Monday, July 14, 2008

interaction design redux - I told you so

Back in March, I was commenting on a visual design versus interaction design issue.

To recap: There's a website we're designing where you can tag products for comparison later. Whilst the 'add' control its above the fold of the screen in the product page, the list of what you collect and the access to the comparison screen are at the very bottom of content pages. Nothing indicates how to keep track or retrieve what you have tagged.

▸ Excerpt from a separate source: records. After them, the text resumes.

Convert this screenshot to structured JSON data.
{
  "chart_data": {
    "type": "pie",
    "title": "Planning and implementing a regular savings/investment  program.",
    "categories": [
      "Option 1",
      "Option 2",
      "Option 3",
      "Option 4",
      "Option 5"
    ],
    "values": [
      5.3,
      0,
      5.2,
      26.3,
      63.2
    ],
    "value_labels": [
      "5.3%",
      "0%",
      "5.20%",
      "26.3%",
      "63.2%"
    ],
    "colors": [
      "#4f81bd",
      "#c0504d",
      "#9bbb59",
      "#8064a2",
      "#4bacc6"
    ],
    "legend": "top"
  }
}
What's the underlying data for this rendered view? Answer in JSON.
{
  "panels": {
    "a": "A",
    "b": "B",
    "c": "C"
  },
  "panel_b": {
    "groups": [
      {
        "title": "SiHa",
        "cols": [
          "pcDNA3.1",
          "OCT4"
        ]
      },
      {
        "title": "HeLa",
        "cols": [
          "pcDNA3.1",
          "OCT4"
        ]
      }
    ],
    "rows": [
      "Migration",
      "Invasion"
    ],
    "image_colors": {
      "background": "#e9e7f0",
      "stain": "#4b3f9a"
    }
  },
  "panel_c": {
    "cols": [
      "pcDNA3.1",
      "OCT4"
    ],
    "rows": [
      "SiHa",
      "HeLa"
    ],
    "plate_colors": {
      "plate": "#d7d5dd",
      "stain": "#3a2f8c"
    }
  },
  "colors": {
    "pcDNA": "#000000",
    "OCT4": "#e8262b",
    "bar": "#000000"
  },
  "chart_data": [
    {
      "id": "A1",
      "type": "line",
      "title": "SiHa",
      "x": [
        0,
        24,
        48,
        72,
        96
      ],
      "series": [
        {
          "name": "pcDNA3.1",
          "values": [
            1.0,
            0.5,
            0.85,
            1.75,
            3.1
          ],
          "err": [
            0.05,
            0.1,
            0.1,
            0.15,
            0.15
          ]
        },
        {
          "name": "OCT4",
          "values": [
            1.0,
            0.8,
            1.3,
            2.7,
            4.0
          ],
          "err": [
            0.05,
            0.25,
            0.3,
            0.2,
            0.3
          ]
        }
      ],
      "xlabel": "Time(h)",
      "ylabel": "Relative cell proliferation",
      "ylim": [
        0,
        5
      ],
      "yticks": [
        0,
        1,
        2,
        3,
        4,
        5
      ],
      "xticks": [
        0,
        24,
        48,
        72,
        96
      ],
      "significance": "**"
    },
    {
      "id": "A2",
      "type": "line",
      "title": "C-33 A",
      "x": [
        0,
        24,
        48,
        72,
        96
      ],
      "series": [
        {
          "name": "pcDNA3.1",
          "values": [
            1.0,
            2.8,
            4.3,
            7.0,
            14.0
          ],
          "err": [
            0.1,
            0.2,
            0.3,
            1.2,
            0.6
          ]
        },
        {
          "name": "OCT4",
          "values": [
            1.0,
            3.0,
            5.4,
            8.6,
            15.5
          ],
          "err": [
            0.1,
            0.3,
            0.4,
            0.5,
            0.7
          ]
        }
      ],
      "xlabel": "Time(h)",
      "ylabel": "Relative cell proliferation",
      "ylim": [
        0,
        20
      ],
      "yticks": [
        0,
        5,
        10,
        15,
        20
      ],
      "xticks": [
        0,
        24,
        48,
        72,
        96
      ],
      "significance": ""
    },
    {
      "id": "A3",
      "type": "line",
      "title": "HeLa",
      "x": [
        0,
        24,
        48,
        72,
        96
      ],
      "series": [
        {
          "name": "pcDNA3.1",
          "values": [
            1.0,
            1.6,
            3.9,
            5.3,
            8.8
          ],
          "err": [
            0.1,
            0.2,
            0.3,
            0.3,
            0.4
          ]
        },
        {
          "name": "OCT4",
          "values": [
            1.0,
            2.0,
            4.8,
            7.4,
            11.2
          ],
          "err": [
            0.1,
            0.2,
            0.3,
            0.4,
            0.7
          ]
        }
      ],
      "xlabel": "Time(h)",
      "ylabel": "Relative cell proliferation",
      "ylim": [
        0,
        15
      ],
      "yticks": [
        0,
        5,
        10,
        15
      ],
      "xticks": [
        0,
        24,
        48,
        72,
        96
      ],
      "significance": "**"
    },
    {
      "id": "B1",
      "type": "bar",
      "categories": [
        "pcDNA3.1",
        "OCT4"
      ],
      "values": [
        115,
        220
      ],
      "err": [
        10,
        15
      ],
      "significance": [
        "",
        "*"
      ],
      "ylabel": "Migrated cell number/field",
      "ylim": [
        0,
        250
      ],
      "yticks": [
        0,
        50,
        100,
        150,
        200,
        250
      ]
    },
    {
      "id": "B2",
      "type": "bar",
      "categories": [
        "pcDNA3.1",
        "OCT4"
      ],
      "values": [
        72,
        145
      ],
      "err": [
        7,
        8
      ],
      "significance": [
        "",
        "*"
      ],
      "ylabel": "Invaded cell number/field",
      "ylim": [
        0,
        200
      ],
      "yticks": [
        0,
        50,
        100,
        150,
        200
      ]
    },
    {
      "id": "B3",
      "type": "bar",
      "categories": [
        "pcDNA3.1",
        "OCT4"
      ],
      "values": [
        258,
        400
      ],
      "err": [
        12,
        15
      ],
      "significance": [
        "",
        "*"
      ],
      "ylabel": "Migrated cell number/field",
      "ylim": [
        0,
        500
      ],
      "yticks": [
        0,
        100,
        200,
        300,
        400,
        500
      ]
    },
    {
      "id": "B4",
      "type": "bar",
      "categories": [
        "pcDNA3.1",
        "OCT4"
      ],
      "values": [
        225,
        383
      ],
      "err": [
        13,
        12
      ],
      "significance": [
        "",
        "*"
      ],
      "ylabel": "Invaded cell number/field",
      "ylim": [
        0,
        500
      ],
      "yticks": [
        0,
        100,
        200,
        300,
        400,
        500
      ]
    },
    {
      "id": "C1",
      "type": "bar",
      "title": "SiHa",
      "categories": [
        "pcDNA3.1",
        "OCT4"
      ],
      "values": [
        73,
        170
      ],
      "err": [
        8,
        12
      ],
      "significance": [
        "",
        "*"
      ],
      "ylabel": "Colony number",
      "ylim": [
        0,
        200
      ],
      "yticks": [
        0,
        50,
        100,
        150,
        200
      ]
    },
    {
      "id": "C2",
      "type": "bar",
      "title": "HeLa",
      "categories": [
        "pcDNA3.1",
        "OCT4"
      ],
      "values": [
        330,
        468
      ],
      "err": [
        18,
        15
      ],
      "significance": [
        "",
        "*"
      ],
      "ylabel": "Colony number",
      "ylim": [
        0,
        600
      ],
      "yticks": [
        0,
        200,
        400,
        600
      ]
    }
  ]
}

Well after extensive user testing, people did not find the controls to the application at the bottom of the page below the fold.

This
post on the IXDA forum sums its up as if they had known about my project. And I quote... "Several screens had action buttons below the fold, but not above. Customers didn't scroll down and couldn't figure out how to continue to the next screen. " This was back in 2005 and unless we've made a huge leap in user behavior it still stands. Or, the screen design should invite you to scroll (provide a call to action etc etc)

I outlined the problem with it at the concept, schematics and final design points. This is why you need interaction design education in multidisciplinary teams. This one is so close to old school my heads spinning as to why you would break the convention on aesthetic grounds.

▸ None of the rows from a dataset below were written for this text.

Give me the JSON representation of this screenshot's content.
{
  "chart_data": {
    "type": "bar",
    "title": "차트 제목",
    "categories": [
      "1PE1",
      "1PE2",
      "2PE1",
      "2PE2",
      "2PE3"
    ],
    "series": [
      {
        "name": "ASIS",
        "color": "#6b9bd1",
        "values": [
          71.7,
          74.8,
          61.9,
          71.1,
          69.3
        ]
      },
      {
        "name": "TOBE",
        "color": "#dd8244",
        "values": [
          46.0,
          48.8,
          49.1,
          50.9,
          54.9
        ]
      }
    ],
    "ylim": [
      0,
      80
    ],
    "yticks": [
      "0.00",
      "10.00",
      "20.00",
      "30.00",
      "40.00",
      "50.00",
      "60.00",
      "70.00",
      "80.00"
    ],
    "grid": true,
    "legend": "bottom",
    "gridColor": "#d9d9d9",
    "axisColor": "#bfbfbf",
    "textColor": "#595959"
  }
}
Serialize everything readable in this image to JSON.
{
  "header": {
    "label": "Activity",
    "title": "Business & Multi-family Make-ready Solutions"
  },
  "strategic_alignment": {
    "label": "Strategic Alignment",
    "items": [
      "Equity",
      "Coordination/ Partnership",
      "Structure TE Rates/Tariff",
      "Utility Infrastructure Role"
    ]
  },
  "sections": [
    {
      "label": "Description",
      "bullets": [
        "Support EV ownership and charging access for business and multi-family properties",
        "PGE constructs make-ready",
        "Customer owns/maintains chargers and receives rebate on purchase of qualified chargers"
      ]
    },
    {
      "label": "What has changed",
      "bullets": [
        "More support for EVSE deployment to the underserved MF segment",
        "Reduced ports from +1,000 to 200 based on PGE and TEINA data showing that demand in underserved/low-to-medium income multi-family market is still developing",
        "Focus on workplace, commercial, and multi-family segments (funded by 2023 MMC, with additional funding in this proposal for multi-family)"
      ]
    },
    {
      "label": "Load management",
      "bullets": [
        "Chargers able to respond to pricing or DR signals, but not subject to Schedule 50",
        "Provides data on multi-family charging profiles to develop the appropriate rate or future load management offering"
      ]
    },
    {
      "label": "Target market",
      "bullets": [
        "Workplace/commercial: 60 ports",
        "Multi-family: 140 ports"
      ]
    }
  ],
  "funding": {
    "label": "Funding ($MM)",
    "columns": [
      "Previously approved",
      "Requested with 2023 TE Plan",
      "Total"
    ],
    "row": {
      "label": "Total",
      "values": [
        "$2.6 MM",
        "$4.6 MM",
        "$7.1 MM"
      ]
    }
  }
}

Now its coded and tests appallingly with users..


When I let the designer know, they suggested having controls that scrolls the page down to where the actual controls are. on a long content page this would be really disconcerting and raises a whole raft of other issues. (loss of user control has long been a usability no no, see Neilsens pillars er heuristics, particularly on user control).

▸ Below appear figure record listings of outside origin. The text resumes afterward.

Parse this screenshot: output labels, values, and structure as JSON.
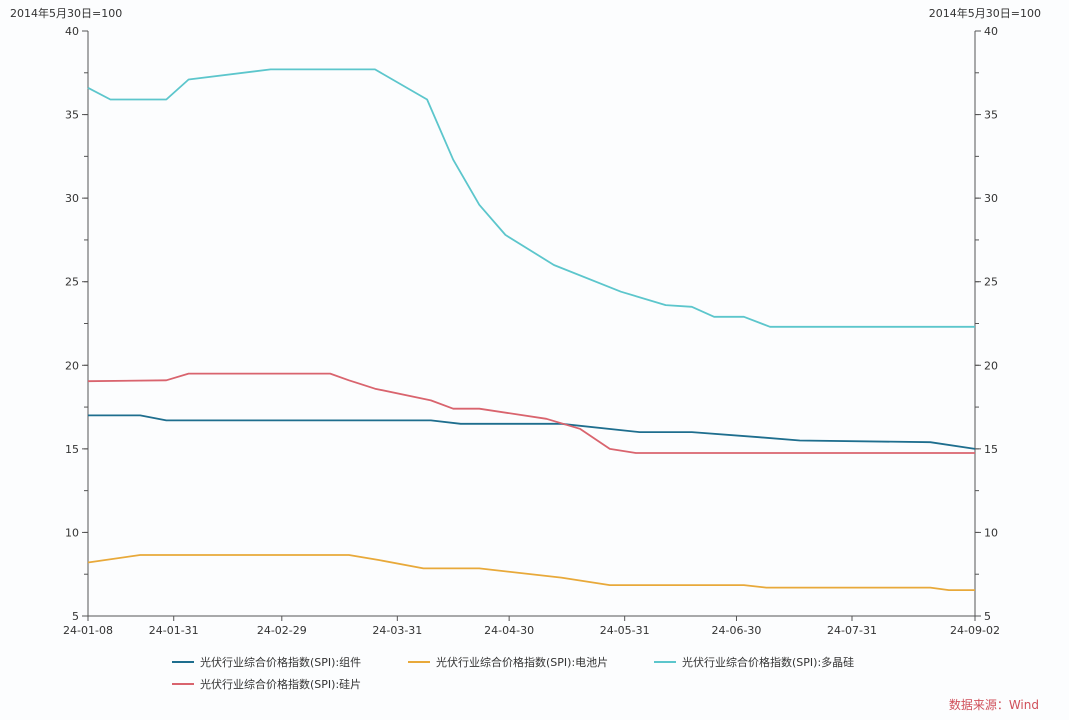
{
  "chart_data": {
    "type": "line",
    "title": "",
    "unit_label_left": "2014年5月30日=100",
    "unit_label_right": "2014年5月30日=100",
    "ylim": [
      5,
      40
    ],
    "yticks": [
      5,
      10,
      15,
      20,
      25,
      30,
      35,
      40
    ],
    "xlim": [
      "2024-01-08",
      "2024-09-02"
    ],
    "xticks": [
      "24-01-08",
      "24-01-31",
      "24-02-29",
      "24-03-31",
      "24-04-30",
      "24-05-31",
      "24-06-30",
      "24-07-31",
      "24-09-02"
    ],
    "xtick_dates": [
      "2024-01-08",
      "2024-01-31",
      "2024-02-29",
      "2024-03-31",
      "2024-04-30",
      "2024-05-31",
      "2024-06-30",
      "2024-07-31",
      "2024-09-02"
    ],
    "grid": false,
    "legend_position": "bottom",
    "source": "数据来源：Wind",
    "series": [
      {
        "name": "光伏行业综合价格指数(SPI):组件",
        "color": "#1e6e8e",
        "points": [
          [
            "2024-01-08",
            17.0
          ],
          [
            "2024-01-22",
            17.0
          ],
          [
            "2024-01-29",
            16.7
          ],
          [
            "2024-04-09",
            16.7
          ],
          [
            "2024-04-17",
            16.5
          ],
          [
            "2024-05-14",
            16.5
          ],
          [
            "2024-06-04",
            16.0
          ],
          [
            "2024-06-18",
            16.0
          ],
          [
            "2024-07-06",
            15.7
          ],
          [
            "2024-07-17",
            15.5
          ],
          [
            "2024-08-21",
            15.4
          ],
          [
            "2024-09-02",
            15.0
          ]
        ]
      },
      {
        "name": "光伏行业综合价格指数(SPI):电池片",
        "color": "#e8a93a",
        "points": [
          [
            "2024-01-08",
            8.2
          ],
          [
            "2024-01-22",
            8.65
          ],
          [
            "2024-03-18",
            8.65
          ],
          [
            "2024-03-26",
            8.35
          ],
          [
            "2024-04-07",
            7.85
          ],
          [
            "2024-04-22",
            7.85
          ],
          [
            "2024-05-14",
            7.3
          ],
          [
            "2024-05-27",
            6.85
          ],
          [
            "2024-07-02",
            6.85
          ],
          [
            "2024-07-08",
            6.7
          ],
          [
            "2024-08-21",
            6.7
          ],
          [
            "2024-08-26",
            6.55
          ],
          [
            "2024-09-02",
            6.55
          ]
        ]
      },
      {
        "name": "光伏行业综合价格指数(SPI):多晶硅",
        "color": "#5cc6cc",
        "points": [
          [
            "2024-01-08",
            36.6
          ],
          [
            "2024-01-14",
            35.9
          ],
          [
            "2024-01-29",
            35.9
          ],
          [
            "2024-02-04",
            37.1
          ],
          [
            "2024-02-26",
            37.7
          ],
          [
            "2024-03-25",
            37.7
          ],
          [
            "2024-04-08",
            35.9
          ],
          [
            "2024-04-15",
            32.3
          ],
          [
            "2024-04-22",
            29.6
          ],
          [
            "2024-04-29",
            27.8
          ],
          [
            "2024-05-12",
            26.0
          ],
          [
            "2024-05-30",
            24.4
          ],
          [
            "2024-06-11",
            23.6
          ],
          [
            "2024-06-18",
            23.5
          ],
          [
            "2024-06-24",
            22.9
          ],
          [
            "2024-07-02",
            22.9
          ],
          [
            "2024-07-09",
            22.3
          ],
          [
            "2024-09-02",
            22.3
          ]
        ]
      },
      {
        "name": "光伏行业综合价格指数(SPI):硅片",
        "color": "#d9646e",
        "points": [
          [
            "2024-01-08",
            19.05
          ],
          [
            "2024-01-29",
            19.1
          ],
          [
            "2024-02-04",
            19.5
          ],
          [
            "2024-03-13",
            19.5
          ],
          [
            "2024-03-18",
            19.1
          ],
          [
            "2024-03-25",
            18.6
          ],
          [
            "2024-04-09",
            17.9
          ],
          [
            "2024-04-15",
            17.4
          ],
          [
            "2024-04-22",
            17.4
          ],
          [
            "2024-05-10",
            16.8
          ],
          [
            "2024-05-19",
            16.2
          ],
          [
            "2024-05-27",
            15.0
          ],
          [
            "2024-06-03",
            14.75
          ],
          [
            "2024-09-02",
            14.75
          ]
        ]
      }
    ]
  }
}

All people in my testing wanted and expected the controls and notifications above the fold of the page, close to where the first control is.

Arg.. Sigh. Why didn't we do it?

The controls got in the way of the designers 'aesthetic vision' of the page.

Imagine putting an interior designer in charge of creating Three Mile Islands control panels. They would look great, but end up melting down.
This is web site design, not 'Project runway'.